Schlechte Nachrichten gab es aus den Ländern Amerikas in den vergangenen Monaten genug: geglückter Staatsstreich in Brasilien und versuchter Putsch in Venezuela, Wahlsieg der Rechten in den USA, »Nein« im Plebiszit zum Friedensprozess in Kolumbien und zuletzt der Tod Fidel Castros. Wie reagieren die politischen Bewegungen auf die sich verändernden sozialen Bedingungen in den amerikanischen Ländern? Welche Strukturen sind nötig, um auf den Aufschwung der Rechten zu reagieren und wieder aus der Defensive zu kommen? Wie kann unter diesen Umständen die bolivarische Revolution verteidigt werden?

Um über diese Fragen zu diskutieren, trafen sich Anfang Dezember rund 300 Aktivist*innen aus unterschiedlichen linken, emanzipatorischen Strömungen aus allen Ländern Amerikas in Kolumbien zur »Asamblea Fidel Castro«. Dieser Zusammenschluss sozialer Bewegungen und politischer Gruppen aus Lateinamerika (»Articulación Continental de Movimientos Sociales hacia el ALBA«) identifiziert sich mit den Zielen des linksgerichteten Staatenbündnisses Bolivarische Allianz. Dies wurde Ende 2004 als Gegenkonzept zur US-dominierten gesamtamerikanischen Freihandelszone ACLA auf Initiative von Venezuela und Kuba entwickelt. Dem Staatenbündnis gehören heute elf Länder an: Bolivien, Ecuador, Kuba, Nicaragua, Venezuela, Antigua und Barbuda, Dominica, St. Kitts und Nevis, St. Lucia, St. Vincent, die Grenadinen und Grenada.

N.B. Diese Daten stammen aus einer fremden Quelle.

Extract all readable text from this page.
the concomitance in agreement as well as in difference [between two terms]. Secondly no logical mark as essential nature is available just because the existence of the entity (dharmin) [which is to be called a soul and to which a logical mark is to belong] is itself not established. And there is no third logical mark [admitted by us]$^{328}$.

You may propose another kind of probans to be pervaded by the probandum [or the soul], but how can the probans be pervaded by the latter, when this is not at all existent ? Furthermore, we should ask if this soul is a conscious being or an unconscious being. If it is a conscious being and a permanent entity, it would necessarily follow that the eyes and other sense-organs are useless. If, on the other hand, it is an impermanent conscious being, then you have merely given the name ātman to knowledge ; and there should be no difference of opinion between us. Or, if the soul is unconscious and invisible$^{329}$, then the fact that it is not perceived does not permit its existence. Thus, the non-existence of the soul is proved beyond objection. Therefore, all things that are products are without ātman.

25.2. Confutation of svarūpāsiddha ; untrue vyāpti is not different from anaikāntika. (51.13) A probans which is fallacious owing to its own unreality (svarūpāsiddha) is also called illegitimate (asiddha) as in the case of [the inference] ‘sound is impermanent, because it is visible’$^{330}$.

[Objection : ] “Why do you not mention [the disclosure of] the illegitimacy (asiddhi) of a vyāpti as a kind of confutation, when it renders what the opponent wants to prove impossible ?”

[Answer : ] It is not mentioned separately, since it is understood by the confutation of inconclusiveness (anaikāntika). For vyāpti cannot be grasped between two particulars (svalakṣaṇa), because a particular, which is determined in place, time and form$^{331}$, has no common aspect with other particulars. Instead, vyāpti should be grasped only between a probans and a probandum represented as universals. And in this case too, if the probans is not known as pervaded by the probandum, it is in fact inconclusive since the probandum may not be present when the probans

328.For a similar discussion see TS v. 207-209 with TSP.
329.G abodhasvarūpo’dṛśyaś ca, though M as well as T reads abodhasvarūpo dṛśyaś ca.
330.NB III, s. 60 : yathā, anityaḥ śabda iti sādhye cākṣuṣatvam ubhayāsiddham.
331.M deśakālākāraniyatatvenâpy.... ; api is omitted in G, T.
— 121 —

Die ALBA-Bewegungen sind ein kontinentales Bündnis, das sich als Reaktion auf den alternativen Handelsvorschlag gegründet hat, um eine unabhängige, solidarische Wirtschaftsform zu entwickeln. Gegenwärtig ist dieses Netzwerk sowohl länderweise in sogenannten Kapiteln als auch länderübergreifend in Kampffronten organisiert. Es wird von einem Planungskomitee, dem Sekretariat, jeweils von einer verantwortlichen Person in den Bereichen Organisierungsstruktur, Artikulation, Kommunikation und Bildung zusammengehalten. Selbstredend standen eben diese Gremien zur Debatte.

Länderübergreifende Zusammenarbeit

Ziel des Treffens war die Vereinbarung einer gemeinsamen – den Anforderungen angemessenen – Organisationsstruktur und eines Mobilisierungsfahrplans als ALBA-Bewegungen. Die Notwendigkeit einer länder- und regionenübergreifenden Organisierungsstruktur war unter den Teilnehmer*innen unumstritten. Die Frage aber war, wie dies konkret aussehen soll.

Auf der Ebene der länderbezogenen Organisierung zeigen sich vor allem politische Unstimmigkeiten und Richtungsstreits. Aus Kolumbien sind vor allem die beiden landesweiten Organisationen Marcha Partiótica und Congreso de los Pueblos vertreten, die aufgrund ihrer Uneinigkeiten die Teilnahme für kleinere Gruppen erschwert oder unattraktiv macht. Die Vereinigung der Afro-Organisationen PCN bildet darin einen kleinen Ausgleich. Aufgrund von länderinternen Auseinandersetzungen reiste aus Mexiko eine der Gruppen gar nicht an – mit der Begründung, mit den internen Diskussionen das Treffen nicht belasten zu wollen. Aus Argentinien wird vor allem die fehlende Rückbindung der Vertretung aus dem Sekretariat an die lokalen Prozesse kritisiert. Obwohl Argentinien in dem Gremium vertreten ist, werden die übergreifenden Debatten zu wenig rückgekoppelt. Dazu kommt, dass sich auch in Argentinien die politischen Differenzen in zwei Strömungen trennen, von denen eine wesentlich besser an die ALBA-Strukturen angebunden ist als die andere.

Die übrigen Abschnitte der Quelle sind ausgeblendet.